Of course I could go on, but that kind of stomp your foot vexation never proved a valid point. Suffice it to say that we are missing a lot of history, and doing our ancestors a grievous disservice, when we imagine that the sum and all of the American experience culminated at Gettysburg. Those who came before, and those who chose life on the wave, contributed just as much.
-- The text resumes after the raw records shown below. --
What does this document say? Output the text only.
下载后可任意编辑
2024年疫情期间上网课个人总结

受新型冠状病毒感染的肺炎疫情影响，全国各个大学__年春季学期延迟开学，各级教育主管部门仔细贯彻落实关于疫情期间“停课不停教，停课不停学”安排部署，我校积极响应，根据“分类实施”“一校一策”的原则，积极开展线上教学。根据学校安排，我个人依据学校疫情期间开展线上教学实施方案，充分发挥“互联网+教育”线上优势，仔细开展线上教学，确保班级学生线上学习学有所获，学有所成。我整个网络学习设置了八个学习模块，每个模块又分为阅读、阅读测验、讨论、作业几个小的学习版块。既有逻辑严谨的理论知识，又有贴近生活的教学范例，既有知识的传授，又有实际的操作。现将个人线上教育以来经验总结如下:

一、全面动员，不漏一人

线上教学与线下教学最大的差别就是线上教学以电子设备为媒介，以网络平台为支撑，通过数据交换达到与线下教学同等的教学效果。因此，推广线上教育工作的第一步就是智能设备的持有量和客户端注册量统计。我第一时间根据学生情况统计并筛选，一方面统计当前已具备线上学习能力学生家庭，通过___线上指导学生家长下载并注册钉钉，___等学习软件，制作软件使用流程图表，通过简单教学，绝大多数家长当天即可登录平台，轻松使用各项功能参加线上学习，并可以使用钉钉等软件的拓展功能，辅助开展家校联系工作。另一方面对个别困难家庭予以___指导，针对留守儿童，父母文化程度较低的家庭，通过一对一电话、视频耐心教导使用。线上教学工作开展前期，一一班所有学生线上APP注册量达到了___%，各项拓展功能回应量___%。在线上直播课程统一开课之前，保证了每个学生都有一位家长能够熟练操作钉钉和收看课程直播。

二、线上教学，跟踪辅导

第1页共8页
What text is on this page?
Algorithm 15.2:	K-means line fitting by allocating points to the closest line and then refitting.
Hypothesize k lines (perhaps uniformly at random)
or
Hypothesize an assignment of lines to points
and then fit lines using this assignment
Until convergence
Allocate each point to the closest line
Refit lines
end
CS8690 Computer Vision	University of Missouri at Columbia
Header: Jonathan Letterman via Wikimedia Commons

5 comments:

Timmy! said...

Ahoy, Pauline! It is a shame when historians gloss over the contributions of others to needlessly "pump up" the subject of their writings. Thanks for the added perspective and for filling in the gaps that the author should have included, Pirate Queen.

Pauline said...

Ahoy, Timmy! I was actually perfectly willing to give the article a pass until the "expert" was quoted as saying that basically nothing happened to the U.S. between the Revolution and the Civil War. *sound of teeth grinding*

Charles L. Wallace said...

Navy doctors can be pretty savvy.... on one of my ships, we got a new doctor. Sick Call his first day was pretty heinous - the line was so long it stretched from Sick Bay down past my office. Maybe 30 sailors, and they all had lower back pain. Jack gave each of them a lower GI inspection. Rubber glove treatment :-) Had to make sure it wasn't a cancerous growth causing that "lower back pain". Word got around pretty quickly.... Next day at Sick Call, there were only three or four sailors in line. None had lower back pain, then or for quite a while after.

Pauline said...

Ahoy, Charles! I could not agree more. Not only have surgeons at sea been consistent innovators, but no Army Captain on Earth is going to ask his doctor to handle his cannons. Navy (and I'm guessing privateer) surgeons have been asked on more than one occasion to take the wheel while the battle rages.

Great story too!

Charles L. Wallace said...

Why, thanky for the kind words :-) Hilarious when it actually happened [ol' Jack had done an internship in downtown Philly; good guy but not one to be trifled with].

Surgeons getting involved in the fray - kinda reminds me of the movie, 12 O'Clock High, where the admin guy and the Chaplain are discovered to have stowed away on a B-17 so that they could take part in the fight :-) Good stuff.